As famílias menos acostumadas com o mundo das finanças deixam dinheiro nos bancos com remuneração igual à metade da taxa Selic. Assim, os bancos têm uma fonte barata para emprestar a juros mais baixos a quem quer financiar seu imóvel com prazo longo. Em essência, esse é o mecanismo de financiamento imobiliário do país. E, claramente, há problemas com ele.

Primeiro, o sistema dá liquidez instantânea para quem quiser sacar. Ou seja, o banco usa um dinheiro que pode evaporar da noite para o dia para dar um financiamento que dura décadas. Se o dinheiro é sacado (como vem sendo nos últimos meses), o banco necessita captar de outra fonte (mais cara) para cobrir o buraco e aí tem prejuízo (que pode ser enorme). Segundo e mais grave, o universo de brasileiros dispostos dar dinheiro de graça ao banco (afinal, a poupança vem tendo rendimento real negativo) parece que chegou ao limite. A poupança secou e em breve não haverá recursos para financiamento imobiliário às taxas com as quais nos acostumamos. Os juros para o financiamento imobiliário correm o risco de voltar para perto dos 20% ao ano, o que fará com que as parcelas do financiamento fiquem inviáveis para parte relevante da população. O preço dos imóveis cairia então significativamente, um problema seriíssimo em particular para quem comprou imóvel recentemente.

Um negócio de baixo risco

Fazer o que se ama e disso retirar seu sustento é o sonho de muita gente. Mas o que fazer e como fazer? Qual é a necessidade a ser atendida e quem tem essa necessidade? Qual o dinheiro necessário para compor o capital inicial e o capital de giro? Essas são algumas perguntas que deveriam passar pela cabeça e ser respondidas por aqueles que sonham em ser felizes e trabalhadores donos de seus negócios próprios. Se possível, que o empreendimento comece pequeno, com um tamanho bem adequado, enquanto o experimento vai sendo delineado.

Um caso interessante foi publicado no site do Projeto Draft – Pão, Facebook e Motoboy: Como uma padaria caseira virou um negócio de baixo risco em São Paulo. A experiência da Beth Bakery, uma micropadaria que assa pães, bolos e biscoitos semanalmente, mostra que é possível começar pequeno e, quem sabe, continuar pequeno, sem deixar de trabalhar ou lucrar.

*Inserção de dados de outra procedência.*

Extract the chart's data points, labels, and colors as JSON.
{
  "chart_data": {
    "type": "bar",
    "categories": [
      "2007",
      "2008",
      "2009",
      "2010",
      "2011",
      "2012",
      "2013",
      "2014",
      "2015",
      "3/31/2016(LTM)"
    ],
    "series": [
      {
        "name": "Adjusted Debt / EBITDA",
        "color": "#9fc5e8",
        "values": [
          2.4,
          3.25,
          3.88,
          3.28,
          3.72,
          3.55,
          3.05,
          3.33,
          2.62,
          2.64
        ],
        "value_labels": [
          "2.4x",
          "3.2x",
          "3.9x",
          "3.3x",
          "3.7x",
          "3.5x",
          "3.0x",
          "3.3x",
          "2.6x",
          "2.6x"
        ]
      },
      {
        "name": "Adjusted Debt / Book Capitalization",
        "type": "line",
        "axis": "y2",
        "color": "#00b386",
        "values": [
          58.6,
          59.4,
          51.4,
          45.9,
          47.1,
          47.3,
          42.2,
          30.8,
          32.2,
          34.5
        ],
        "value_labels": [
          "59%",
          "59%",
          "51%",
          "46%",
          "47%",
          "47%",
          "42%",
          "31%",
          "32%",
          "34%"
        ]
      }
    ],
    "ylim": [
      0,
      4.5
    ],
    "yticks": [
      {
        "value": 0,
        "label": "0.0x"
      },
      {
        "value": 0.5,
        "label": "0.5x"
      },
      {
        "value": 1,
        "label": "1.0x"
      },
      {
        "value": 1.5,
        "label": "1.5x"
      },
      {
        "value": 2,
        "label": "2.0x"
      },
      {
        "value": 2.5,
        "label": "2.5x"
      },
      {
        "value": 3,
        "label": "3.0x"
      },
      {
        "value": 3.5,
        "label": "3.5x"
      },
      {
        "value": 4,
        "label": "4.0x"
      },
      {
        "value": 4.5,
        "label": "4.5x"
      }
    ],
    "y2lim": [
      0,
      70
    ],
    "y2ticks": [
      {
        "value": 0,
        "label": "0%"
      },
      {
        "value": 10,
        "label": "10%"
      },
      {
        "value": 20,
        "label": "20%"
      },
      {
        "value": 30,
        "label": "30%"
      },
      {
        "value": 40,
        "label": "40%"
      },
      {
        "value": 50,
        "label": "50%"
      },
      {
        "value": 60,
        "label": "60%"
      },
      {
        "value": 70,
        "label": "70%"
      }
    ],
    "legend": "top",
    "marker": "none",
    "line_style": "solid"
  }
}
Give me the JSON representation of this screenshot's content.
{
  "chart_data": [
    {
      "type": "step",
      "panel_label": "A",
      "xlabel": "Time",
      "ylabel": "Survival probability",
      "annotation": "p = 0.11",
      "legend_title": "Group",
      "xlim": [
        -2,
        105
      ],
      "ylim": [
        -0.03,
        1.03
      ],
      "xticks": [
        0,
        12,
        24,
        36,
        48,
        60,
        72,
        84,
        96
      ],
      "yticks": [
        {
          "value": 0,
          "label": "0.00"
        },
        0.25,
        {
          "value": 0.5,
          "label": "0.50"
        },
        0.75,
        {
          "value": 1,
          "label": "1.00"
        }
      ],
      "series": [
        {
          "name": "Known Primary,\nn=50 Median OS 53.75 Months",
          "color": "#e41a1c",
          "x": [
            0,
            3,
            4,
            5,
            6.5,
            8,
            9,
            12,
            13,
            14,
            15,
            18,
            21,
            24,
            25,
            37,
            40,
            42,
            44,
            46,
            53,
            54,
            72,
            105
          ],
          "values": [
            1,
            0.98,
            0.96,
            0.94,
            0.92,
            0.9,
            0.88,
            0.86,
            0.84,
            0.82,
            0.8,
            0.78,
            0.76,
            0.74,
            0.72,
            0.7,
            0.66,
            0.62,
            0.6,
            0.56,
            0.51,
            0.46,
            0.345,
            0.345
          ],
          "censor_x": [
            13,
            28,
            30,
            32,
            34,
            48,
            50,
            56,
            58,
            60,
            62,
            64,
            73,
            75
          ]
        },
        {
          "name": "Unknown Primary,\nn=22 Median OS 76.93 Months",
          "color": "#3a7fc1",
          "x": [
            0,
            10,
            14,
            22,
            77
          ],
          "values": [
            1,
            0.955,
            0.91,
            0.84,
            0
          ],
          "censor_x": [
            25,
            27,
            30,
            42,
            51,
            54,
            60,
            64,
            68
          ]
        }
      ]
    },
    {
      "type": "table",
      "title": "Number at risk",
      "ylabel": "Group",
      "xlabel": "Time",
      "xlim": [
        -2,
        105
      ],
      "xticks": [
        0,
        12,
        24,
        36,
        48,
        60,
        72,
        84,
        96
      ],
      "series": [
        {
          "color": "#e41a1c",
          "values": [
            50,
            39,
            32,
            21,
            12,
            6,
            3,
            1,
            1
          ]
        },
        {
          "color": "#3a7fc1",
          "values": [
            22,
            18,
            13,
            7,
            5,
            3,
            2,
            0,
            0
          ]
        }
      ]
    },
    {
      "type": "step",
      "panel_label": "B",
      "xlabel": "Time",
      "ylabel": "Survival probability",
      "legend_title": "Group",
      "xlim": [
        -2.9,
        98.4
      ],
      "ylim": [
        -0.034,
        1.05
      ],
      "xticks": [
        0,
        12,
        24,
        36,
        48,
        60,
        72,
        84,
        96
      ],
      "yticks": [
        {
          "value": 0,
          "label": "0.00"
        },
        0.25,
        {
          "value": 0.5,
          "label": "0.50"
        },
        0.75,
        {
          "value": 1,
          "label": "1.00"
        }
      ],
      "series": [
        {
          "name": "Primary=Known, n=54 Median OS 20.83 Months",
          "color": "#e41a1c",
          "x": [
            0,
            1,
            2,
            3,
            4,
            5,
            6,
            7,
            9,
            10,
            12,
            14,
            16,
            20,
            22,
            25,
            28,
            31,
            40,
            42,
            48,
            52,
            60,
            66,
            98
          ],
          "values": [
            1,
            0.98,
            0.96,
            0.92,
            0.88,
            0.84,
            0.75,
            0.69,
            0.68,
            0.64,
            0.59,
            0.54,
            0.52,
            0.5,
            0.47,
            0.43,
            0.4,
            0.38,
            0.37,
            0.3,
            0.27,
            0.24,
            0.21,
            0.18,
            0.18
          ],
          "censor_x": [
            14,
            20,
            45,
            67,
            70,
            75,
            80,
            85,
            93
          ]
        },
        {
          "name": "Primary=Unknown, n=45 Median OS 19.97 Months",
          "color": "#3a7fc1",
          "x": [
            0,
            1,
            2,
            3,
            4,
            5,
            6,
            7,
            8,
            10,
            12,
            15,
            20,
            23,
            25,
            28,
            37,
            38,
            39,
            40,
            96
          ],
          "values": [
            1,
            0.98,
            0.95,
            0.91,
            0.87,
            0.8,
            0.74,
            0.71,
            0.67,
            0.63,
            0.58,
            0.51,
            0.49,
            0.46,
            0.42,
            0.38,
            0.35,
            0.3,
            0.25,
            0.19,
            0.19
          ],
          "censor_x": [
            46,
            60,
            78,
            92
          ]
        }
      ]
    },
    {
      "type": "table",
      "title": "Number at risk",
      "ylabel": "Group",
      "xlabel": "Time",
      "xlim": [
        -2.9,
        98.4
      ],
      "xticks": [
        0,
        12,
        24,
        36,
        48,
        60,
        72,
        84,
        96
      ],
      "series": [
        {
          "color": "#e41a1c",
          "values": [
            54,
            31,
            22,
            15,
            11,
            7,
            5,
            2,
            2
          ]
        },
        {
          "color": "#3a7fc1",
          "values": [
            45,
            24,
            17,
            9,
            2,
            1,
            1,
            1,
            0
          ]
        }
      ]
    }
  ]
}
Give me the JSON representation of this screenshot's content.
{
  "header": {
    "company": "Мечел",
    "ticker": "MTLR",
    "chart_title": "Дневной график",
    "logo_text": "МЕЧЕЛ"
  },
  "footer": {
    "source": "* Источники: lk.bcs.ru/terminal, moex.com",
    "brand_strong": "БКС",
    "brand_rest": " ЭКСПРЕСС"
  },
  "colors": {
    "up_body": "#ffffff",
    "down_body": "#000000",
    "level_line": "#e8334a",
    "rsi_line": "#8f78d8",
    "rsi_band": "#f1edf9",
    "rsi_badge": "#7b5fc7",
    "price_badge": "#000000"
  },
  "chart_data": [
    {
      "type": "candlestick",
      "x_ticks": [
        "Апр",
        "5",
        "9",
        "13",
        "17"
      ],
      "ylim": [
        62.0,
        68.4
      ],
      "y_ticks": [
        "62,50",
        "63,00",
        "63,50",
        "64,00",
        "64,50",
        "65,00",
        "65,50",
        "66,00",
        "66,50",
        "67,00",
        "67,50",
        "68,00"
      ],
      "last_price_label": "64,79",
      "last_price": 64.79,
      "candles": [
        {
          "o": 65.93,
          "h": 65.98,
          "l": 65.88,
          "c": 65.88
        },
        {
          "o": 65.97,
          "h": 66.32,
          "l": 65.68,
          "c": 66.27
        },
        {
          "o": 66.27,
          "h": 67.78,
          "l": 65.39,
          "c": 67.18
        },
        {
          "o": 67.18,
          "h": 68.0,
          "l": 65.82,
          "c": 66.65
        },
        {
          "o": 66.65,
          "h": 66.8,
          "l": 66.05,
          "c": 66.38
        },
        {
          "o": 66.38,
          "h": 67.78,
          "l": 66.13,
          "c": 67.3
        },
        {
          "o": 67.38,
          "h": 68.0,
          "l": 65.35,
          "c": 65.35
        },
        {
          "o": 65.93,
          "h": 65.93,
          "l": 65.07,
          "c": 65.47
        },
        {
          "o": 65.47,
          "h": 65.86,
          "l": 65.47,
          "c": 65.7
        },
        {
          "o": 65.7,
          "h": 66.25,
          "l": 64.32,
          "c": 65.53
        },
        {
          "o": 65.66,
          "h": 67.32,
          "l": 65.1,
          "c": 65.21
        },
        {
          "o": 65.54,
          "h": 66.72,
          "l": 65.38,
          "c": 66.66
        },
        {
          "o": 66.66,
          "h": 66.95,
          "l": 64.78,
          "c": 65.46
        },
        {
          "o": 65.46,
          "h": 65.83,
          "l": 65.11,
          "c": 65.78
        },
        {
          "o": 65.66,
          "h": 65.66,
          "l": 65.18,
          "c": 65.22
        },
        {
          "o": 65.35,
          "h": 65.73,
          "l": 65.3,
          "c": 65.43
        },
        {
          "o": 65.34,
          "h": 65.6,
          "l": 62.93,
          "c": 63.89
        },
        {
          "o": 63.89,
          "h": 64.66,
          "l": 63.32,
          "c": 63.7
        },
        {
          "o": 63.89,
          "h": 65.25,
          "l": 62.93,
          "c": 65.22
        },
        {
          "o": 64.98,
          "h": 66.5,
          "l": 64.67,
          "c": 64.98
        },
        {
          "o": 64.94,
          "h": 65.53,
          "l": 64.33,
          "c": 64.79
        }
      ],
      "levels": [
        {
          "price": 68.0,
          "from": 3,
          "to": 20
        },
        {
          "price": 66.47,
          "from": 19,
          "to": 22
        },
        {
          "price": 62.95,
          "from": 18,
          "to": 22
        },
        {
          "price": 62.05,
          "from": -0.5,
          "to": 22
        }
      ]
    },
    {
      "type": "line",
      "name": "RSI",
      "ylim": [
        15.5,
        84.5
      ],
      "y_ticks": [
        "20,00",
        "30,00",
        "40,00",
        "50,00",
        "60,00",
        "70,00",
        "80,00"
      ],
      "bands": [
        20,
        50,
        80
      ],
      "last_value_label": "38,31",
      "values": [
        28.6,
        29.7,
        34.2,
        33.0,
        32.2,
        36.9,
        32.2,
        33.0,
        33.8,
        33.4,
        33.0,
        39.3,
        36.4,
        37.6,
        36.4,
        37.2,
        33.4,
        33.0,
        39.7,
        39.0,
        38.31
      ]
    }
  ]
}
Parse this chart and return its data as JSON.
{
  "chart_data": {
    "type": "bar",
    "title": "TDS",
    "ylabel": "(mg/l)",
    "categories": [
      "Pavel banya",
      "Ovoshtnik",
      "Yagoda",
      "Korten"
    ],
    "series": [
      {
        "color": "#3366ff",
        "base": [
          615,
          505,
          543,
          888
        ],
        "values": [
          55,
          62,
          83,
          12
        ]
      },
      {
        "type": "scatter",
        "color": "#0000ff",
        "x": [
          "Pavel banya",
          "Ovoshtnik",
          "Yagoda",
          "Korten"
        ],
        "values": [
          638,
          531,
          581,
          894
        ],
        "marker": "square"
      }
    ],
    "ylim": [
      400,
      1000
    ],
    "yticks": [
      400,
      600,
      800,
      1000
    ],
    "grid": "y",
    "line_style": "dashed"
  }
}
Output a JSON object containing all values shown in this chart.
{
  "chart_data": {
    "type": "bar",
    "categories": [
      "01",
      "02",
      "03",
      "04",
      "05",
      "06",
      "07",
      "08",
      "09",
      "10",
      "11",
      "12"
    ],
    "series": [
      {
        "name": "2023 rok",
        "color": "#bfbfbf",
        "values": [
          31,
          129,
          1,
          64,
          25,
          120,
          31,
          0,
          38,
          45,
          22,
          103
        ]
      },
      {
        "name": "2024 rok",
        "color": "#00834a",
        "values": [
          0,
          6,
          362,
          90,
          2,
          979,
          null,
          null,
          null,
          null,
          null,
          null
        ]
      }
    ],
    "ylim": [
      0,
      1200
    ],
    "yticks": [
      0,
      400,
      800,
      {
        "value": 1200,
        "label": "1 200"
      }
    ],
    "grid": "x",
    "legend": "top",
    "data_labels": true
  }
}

Terapia de grupo contra a crise

A maior parte dos indicadores de gestão mostra o tamanho e a profundidade da crise econômica, política e social que o país está vivendo. Cada pessoa, no seu nível, vai tentando se virar para superar um dia após o outro. Na troca de figurinhas muitas são as ideias e sugestões compartilhadas a partir das mais variadas experiências. Se isso for feito com método, o resultado pode ser melhor ainda e servir de referência para muito mais pessoas. Neste artigo publicado pelo jornal O Globo, o repórter Bruno Rosa mostra a experiência de empresários e presidentes de Conselhos de Administração que estão se reunindo para observar e analisar a conjuntura e os cenários que vão se desenhando no curso da crise. Um dos entrevistados disse:

“Numa empresa, só há um presidente. Então, é importante se reunir com outros presidentes uma vez por mês para trocar ideias e buscar aconselhamentos. A gente ainda tem palestras sobre vários temas de interesse. E, num momento como o atual, de desafio econômico, esses encontros se tornam mais relevantes”.